There’s even more information with SOL-R. The FDA may say, “Look, the SOL-1 information is sufficient.” They may say, “We also want to see some of the SOL-R information either under masking or open up SOL-R.” We can do whatever it is that we want. What I can tell you is we’ve done a lot of work to make sure that we’re in the position that we’re in to be able to submit with a single study and get it very efficient approval. We’re more confident than ever, following that February 18 editorial and our engagement with the FDA, that we’ll be able to submit and get approval for this drug with SOL-1.
Question:
Is there anything else Ocular Therapeutix would like to share?
Pravin Dugel, MD:
Absolutely. The turnaround in this company with Ocular Therapeutix is, I believe, quite impressive. This is a company that has completely changed in 2 short years, and this has happened because of the team that we’ve assembled.

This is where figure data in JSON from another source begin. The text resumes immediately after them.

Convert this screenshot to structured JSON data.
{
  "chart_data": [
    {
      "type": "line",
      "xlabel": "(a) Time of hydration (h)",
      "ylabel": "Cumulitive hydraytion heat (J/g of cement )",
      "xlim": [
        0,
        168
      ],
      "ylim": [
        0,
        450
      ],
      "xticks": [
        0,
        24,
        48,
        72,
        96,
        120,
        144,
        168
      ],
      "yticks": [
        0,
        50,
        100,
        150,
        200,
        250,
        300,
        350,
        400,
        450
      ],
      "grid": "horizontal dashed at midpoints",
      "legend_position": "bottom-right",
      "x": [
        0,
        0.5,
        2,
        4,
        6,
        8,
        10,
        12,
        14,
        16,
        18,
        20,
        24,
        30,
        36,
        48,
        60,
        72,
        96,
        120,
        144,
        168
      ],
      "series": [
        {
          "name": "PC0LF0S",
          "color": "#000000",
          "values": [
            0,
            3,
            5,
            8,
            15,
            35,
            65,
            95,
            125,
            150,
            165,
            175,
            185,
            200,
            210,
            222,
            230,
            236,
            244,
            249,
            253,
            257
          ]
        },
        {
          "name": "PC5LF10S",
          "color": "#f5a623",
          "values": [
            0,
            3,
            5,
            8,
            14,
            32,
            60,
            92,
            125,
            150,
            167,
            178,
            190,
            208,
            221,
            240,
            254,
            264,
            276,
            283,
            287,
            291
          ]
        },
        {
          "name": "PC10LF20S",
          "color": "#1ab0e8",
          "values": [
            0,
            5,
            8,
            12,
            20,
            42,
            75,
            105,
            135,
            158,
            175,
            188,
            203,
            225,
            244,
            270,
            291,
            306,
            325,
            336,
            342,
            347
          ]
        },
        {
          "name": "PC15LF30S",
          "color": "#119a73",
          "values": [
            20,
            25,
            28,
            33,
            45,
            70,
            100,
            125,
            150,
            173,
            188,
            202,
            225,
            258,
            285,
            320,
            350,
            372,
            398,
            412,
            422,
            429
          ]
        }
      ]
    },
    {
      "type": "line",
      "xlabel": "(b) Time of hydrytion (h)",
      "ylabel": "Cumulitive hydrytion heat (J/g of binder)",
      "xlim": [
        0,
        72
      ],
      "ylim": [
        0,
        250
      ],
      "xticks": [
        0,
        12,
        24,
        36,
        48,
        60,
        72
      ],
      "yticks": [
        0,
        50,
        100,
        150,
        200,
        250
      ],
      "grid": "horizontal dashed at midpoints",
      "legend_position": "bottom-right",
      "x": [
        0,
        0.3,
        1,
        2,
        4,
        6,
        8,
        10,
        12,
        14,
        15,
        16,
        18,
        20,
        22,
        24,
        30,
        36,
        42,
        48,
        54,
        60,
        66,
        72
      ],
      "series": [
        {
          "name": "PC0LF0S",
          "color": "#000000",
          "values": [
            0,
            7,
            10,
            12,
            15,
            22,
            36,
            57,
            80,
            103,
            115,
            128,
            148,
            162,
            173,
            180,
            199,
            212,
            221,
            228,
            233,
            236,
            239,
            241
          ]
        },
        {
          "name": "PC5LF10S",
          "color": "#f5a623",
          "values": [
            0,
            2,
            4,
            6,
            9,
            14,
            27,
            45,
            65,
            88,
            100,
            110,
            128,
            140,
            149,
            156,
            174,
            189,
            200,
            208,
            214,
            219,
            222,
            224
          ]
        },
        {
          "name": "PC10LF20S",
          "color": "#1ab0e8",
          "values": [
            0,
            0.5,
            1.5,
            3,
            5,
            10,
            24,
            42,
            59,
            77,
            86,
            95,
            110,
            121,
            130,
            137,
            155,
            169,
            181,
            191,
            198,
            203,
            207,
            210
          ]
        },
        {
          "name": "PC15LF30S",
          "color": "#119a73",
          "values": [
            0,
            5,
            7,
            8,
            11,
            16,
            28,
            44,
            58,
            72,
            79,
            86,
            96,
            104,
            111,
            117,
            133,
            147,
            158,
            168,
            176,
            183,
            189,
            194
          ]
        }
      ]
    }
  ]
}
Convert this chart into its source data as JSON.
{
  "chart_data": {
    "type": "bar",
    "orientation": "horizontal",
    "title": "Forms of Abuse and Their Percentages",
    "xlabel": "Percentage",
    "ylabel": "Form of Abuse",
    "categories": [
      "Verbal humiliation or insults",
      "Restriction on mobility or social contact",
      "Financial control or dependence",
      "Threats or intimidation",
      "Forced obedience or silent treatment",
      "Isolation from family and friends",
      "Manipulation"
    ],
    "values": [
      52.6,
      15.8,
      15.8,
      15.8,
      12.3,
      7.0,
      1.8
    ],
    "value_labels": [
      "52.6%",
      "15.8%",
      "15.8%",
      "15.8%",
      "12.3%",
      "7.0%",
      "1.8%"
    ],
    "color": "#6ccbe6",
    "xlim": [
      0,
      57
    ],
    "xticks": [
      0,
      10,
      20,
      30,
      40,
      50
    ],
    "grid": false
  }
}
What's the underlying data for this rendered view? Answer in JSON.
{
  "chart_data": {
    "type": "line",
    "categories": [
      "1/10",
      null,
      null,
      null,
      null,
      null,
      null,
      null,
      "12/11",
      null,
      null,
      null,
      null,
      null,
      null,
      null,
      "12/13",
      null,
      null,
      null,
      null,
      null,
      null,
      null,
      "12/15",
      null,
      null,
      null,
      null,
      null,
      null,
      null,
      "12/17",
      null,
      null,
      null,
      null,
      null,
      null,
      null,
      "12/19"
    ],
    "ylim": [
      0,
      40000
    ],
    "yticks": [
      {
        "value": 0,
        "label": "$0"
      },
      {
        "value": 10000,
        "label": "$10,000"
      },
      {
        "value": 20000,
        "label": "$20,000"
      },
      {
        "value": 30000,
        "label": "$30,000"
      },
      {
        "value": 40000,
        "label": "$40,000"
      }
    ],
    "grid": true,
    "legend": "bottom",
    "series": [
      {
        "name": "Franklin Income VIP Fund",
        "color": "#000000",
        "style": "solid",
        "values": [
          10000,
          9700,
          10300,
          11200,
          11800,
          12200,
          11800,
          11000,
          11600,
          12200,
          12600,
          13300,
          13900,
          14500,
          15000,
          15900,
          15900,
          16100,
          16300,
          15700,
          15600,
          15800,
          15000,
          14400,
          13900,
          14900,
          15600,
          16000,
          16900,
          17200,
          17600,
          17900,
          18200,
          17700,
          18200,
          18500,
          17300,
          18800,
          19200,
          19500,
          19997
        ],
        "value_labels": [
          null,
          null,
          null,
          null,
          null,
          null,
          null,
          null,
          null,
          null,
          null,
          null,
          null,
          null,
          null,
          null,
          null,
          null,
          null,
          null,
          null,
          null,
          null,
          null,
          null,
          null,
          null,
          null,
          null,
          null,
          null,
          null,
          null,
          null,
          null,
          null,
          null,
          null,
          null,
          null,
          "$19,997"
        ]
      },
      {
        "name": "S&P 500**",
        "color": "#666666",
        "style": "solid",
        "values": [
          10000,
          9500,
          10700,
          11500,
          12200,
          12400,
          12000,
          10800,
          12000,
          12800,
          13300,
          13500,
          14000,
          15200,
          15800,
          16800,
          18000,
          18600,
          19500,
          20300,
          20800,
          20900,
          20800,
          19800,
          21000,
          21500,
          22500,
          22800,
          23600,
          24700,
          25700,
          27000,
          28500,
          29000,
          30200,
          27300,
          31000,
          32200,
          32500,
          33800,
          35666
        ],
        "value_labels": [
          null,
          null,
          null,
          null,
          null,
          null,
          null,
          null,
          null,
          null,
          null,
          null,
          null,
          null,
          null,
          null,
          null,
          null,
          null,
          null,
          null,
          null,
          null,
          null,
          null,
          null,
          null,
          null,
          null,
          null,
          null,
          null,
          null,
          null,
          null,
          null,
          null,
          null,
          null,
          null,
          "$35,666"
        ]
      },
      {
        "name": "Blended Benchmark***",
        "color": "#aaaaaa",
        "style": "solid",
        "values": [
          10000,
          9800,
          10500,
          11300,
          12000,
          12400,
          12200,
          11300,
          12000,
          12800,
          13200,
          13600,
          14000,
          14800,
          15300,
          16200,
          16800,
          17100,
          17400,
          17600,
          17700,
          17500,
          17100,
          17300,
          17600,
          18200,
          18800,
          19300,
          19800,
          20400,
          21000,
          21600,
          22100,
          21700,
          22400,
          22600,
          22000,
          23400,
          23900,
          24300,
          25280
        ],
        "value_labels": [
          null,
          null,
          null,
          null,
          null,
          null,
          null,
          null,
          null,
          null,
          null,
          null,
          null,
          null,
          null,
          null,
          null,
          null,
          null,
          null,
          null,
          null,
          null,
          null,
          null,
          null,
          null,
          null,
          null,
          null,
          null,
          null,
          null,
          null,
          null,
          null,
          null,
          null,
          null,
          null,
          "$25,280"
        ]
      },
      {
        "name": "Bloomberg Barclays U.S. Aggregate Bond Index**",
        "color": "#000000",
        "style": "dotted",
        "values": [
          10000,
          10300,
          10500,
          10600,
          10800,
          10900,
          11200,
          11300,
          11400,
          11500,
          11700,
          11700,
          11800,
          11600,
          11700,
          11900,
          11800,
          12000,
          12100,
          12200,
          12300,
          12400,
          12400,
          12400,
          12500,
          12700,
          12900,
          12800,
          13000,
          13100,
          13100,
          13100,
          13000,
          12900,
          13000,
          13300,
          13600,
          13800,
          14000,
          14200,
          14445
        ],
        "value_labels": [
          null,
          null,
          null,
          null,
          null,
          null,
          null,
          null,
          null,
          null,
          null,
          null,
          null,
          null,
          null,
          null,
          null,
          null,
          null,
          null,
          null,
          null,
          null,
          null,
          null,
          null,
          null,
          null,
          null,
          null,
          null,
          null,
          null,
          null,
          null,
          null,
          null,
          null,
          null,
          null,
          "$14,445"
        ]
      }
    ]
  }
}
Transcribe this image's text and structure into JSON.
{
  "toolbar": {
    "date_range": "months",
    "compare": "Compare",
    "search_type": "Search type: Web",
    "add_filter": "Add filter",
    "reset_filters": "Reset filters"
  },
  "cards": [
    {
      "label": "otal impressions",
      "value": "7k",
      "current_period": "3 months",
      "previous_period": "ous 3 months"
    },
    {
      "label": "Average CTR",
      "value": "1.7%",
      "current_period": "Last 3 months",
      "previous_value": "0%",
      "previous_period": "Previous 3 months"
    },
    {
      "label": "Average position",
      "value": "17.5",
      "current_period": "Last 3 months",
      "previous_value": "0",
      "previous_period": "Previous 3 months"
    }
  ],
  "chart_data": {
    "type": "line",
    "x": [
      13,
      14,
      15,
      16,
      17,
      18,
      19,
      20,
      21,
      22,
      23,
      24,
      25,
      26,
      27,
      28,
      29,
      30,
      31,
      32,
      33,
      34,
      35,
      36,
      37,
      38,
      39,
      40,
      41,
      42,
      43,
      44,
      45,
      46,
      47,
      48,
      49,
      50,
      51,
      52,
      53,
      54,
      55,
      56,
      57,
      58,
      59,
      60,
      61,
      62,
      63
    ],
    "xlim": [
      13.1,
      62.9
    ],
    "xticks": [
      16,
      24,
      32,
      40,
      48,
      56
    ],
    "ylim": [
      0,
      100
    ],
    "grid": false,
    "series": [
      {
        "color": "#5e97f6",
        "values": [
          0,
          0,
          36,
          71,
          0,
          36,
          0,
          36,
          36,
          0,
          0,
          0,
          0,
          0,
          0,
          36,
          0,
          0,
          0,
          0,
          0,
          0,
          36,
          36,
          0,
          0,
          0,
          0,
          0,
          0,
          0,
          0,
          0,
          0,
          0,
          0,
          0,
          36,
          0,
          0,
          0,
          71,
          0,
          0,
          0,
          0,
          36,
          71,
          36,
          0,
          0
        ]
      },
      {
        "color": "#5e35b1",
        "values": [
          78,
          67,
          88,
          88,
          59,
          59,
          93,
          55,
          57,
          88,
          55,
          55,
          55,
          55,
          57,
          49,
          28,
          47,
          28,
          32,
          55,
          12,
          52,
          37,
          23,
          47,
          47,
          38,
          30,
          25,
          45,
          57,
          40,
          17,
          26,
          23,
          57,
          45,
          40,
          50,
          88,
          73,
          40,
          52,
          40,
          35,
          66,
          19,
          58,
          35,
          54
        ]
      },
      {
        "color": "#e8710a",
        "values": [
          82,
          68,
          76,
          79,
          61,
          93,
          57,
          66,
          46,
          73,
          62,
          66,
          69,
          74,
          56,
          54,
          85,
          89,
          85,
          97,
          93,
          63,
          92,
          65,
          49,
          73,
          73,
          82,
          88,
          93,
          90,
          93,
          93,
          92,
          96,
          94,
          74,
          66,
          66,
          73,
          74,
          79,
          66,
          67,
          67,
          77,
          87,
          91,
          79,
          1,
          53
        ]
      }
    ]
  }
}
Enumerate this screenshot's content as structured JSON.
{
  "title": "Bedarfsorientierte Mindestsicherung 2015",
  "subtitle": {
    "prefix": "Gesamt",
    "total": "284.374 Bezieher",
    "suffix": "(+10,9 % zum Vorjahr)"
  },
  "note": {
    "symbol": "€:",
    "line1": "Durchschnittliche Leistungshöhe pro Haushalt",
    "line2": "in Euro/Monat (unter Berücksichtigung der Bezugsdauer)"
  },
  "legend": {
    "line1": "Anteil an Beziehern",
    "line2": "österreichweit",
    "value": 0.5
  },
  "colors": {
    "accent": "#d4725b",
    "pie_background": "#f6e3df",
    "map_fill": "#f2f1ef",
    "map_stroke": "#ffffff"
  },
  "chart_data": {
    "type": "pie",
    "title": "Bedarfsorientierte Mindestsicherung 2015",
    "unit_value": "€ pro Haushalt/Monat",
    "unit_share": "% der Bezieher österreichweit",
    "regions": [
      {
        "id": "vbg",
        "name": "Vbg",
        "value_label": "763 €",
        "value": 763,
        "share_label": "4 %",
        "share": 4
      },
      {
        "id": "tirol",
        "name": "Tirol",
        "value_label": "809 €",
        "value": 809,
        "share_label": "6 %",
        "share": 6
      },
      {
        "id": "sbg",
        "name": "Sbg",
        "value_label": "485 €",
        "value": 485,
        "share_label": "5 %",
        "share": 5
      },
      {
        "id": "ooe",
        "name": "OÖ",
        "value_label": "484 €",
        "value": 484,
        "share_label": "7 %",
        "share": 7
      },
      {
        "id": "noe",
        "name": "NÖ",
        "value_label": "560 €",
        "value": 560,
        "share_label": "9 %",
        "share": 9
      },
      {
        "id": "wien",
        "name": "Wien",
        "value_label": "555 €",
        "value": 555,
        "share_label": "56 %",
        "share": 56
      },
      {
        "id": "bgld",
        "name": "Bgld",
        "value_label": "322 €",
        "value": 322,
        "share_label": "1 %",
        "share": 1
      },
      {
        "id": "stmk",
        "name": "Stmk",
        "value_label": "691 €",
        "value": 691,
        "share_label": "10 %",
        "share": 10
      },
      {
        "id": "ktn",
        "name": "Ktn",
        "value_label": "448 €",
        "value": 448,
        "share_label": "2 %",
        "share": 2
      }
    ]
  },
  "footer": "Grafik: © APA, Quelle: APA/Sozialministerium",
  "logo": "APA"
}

What I’ve learned from this is is evident from this, is that when you bring just the best of the best of the best people and you create a culture where they can thrive, where they’re trusted, where they’re valued, and they can do what they do best, you can get results that are near miraculous. If you think of where this company was before this group came just a short 2 years ago to where we are now talking about doing something, this is historic that nobody’s been able to accomplish in a quarter centuries.
We’re a small company. There are wonderful, huge companies that have attempted to get over that barrier of a superiority trial. Nobody’s been able to do that. We have recruited a trial that everybody told us was not recruitable in a record time. We’ve done this with a great deal of integrity and a great deal of efficiency, and we’ve delivered the result that we said we’re going to deliver. We said, we’re going to deliver a superiority study, which is really a holy grail in our field because nobody’s been able to do that precisely because the anti-VEGFs are so very good.
To have a company in 2 years, have new people come in and reach the holy grail that nobody’s been able to do, not the enormously large companies that are very good, that have far more resources than we do, not the folks that have been trying for all this time for 25 years to achieve something that nobody’s been able to do, and to do it with a small company in a matter of 2 years, I think is quite remarkable. It’s a credit to the team. I credit to the folks that we have here, and most importantly, it’s a credit to the company culture that they’ve built.